Sementara itu, inflasi akan tetap dijaga pada kisaran 2,8 persen. Presiden menyebutkan bahwa peran APBN akan tetap dioptimalkan untuk memitigasi tekanan inflasi, baik akibat perubahan iklim maupun gejolak eksternal. Selain itu pemerintah juga akan menjaga koordinasi yang kuat antara anggota forum Tim Pengendalian Inflasi Pusat (TPIP) dan Tim Pengendalian Inflasi Daerah (TPID).
Kemudian rata-rata nilai tukar Rupiah diperkirakan bergerak di sekitar Rp15 ribu per Dolar AS dan rata-rata suku bunga Surat Berharga Negara (SBN) 10 tahun diprediksi pada level 6,7 persen.
“Koordinasi anggota Komite Stabilitas Sektor Keuangan akan selalu antisipatif dan responsif dalam menghadapi potensi gejolak eksternal,” kata Presiden.
Harga minyak mentah Indonesia (ICP) diperkirakan berada pada 80 Dolar AS per barel.

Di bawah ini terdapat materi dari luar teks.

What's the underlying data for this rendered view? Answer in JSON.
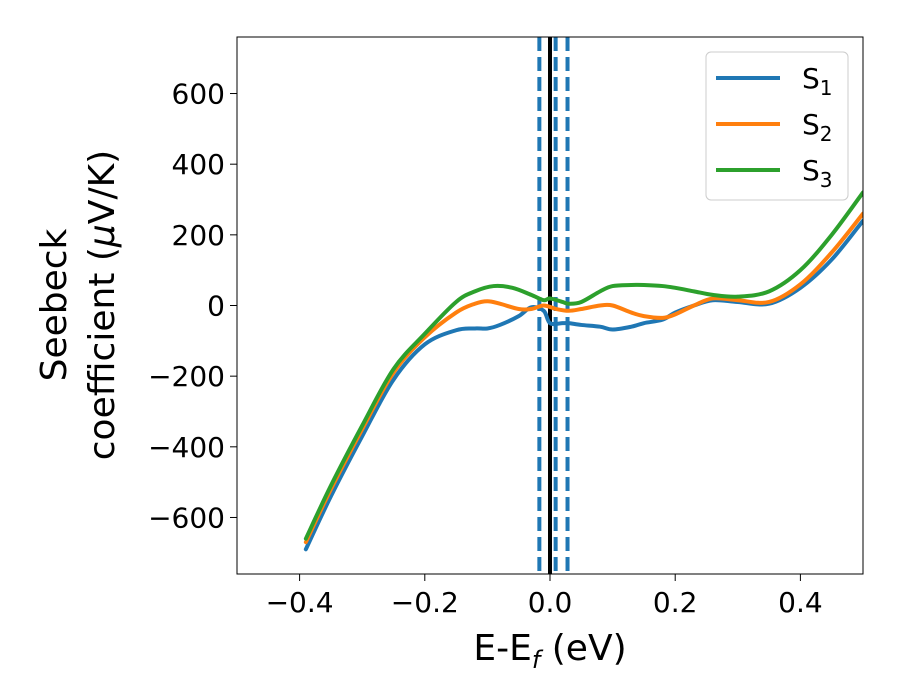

Sementara, lifting minyak dan gas bumi diperkirakan masing-masing mencapai 625 ribu barel per hari dan 1,03 juta barel setara minyak per hari.
Dalam kesempatan itu, Presiden menekankan peran penting dan strategis APBN dalam mendukung, memfasilitasi, serta menentukan arah kebijakan ekonomi, sosial, dan daya saing pertahanan dan keamanan nasional.
“Kebijakan fiskal ke depan dirancang dengan tujuan mengakselerasi target dan prioritas pembangunan nasional. Agenda transformasi ekonomi, termasuk hilirisasi sumber daya alam, baik hasil tambang maupun pangan, akan terus dilanjutkan. Perlindungan dan perbaikan kesejahteraan masyarakat, khususnya yang berpendapatan rendah, juga akan tetap menjadi fokus penting untuk menopang perbaikan struktural secara fundamental,” tandasnya.
Menteri Keuangan Sri Mulyani Indrawati mengungkapkan proyeksi ekonomi Indonesia yang lebih rendah tersebut telah mempertimbangkan kondisi eksternal yang diprediksi masih bergejolak.
"Kita melihat dengan adanya kenaikan suku bunga drastis tadi higher, faster, longer ini baru memberikan pengaruh kinerja pertumbuhan negara AS dan Eropa dalam jangka waktu 1-1.5 tahun ke depan. Oleh karena itu kita mengantisipasi dari sisi itu," kata Sri Mulyani dalam konferensi pers Nota Keuangan, di Jakarta, Rabu (16/8).
Mantan Direktur Bank Dunia itu mengatakan kondisi ketegangan geopolitik antara China dan Amerika Serikat juga diperkirakan akan mempengarhui kondisi perdagangan global, terlebih lagi jika muncul kebijakan proteksionisme yang semakin mendisrupsi rantai pasokan global.
"Di sisi lain China ekonominya juga menunjukan tanda-tanda melemah. Ini menjadi salah satu faktor yang kita lihat sebagai downside risk untuk pertumbuhan 2024, terutama dari sisi ekspor," kata Sri Mulyani.
Oleh sebab itu, Sri Mulyani mengatakan Indonesia harus bisa meningkatkan konsumsi domestik guna mengkompensasi turunnya kontribusi ekspor terhadap pertumbuhan ekonomi tahun depan. Tahun depan, pertumbuhan konsumsi rumah tangga ditargetkan hingga 5,7%.
"Sehingga konsumsi harus tetap terjaga. Ini yang kita lakukan untuk program stabilisasi harga untuk jaga daya beli," kata Sri Mulyani.